Boys could learn a lot from girls, who now out-perform them at both GCSE and A-level, Gillian Shephard, the Education Secretary, said this week.
In a robust testimonial to women's achievements, Mrs Shephard told heads of independent girls' schools that the balance had at long last been redressed.
But she warned there was now a danger that it would go too far the other way - and asked them for ideas on how to raise standards among boys. Mrs Shephard told the Girls' Schools Association meeting in Manchester that the trend had implications for the way boys were taught.
She added: "Girls themselves can set an example and encourage their male peers to work hard and value learning and knowledge."
Girls now do better at GCSE and last year nearly 46 per cent gained five or more passes at grades A to C compared with under 37 per cent of boys.
More 16-year-old girls than boys - 82 per cent compared with 78 per cent - continue in full or part-time education and at A-level, girls now score higher in maths, physics and technology as well as English.
Recent American research has shown that girls also score better in basic literacy and that disproportionate numbers of boys are now falling behind.
Margaret Kenyon, president of the GSA, said: "Girls have the good fortune to carry little baggage from the past; as far as they are concerned there is no golden age to hark back to. It is the present and the future that they must live in."
Her own school, Withington Girls in Manchester, recorded the highest proportion of starred-A grades at GCSE this summer, but Mrs Kenyon attacked the starred grade, which was introduced to stretch the high fliers.

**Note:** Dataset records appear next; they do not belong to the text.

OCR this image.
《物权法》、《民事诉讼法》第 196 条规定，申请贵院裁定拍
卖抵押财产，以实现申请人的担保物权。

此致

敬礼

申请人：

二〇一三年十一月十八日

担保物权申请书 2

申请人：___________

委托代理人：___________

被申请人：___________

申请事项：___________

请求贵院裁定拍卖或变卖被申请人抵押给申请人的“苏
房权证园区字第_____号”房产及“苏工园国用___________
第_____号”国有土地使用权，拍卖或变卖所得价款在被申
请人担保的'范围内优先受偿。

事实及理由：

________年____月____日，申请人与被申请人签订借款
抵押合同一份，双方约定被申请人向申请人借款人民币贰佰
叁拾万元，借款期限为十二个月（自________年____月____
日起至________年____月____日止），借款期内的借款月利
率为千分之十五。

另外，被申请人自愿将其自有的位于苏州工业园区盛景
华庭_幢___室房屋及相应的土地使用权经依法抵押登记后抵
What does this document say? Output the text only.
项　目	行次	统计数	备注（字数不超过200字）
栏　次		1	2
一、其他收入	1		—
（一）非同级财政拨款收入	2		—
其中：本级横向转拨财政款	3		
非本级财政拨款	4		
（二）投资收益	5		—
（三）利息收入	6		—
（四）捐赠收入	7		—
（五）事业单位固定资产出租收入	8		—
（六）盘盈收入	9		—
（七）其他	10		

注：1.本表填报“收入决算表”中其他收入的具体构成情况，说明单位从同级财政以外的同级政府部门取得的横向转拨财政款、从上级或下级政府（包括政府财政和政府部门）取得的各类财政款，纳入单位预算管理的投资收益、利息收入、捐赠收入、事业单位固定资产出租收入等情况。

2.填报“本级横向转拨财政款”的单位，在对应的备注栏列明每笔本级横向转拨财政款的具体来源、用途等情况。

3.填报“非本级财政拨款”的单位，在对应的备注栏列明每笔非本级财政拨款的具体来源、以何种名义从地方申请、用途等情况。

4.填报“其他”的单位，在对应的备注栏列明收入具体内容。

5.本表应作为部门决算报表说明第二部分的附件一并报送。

"When you introduce a new grade immediately the other grades are downgraded and for girls to come up to you and say sorry I only got seven As and no stars is an absolute nonsense," she said.
"What we predicted would happen is indeed happening. A star-less A-grade is being seen as downgraded, a B as a C and a C as a failure."
Mrs Shephard refused to bow to calls to abolish the starred grade at GCSE, but said she would listen to arguments against its introduction at A-level.
But she added: "I think it is right to have a hurdle in place for the very very able."
* The public school obsession with team games has consigned many pupils to think of themselves as sporting failures, the head of PE at an independent girls' school has claimed.
Jo Everington, head of PE at Queenswood, Hatfield, a Pounds 10,000-a-year boarding school, criticised schools for measuring success in the number of cups, trophies and honours gained each year.
"For too long independent schools have focused on team sports at the expense of a large proportion of their pupils," she said in On The Map, the magazine of the GSA.
"Success was measured if they were regular team players by the number of county, regional and national honours achieved each year along with the number of cups in the trophy cabinet at the end of the season."
Ms Everington warned that compulsory team games at key stage 4 and beyond were a recipe for disaster and said pupils should be able to choose the activities they pursue.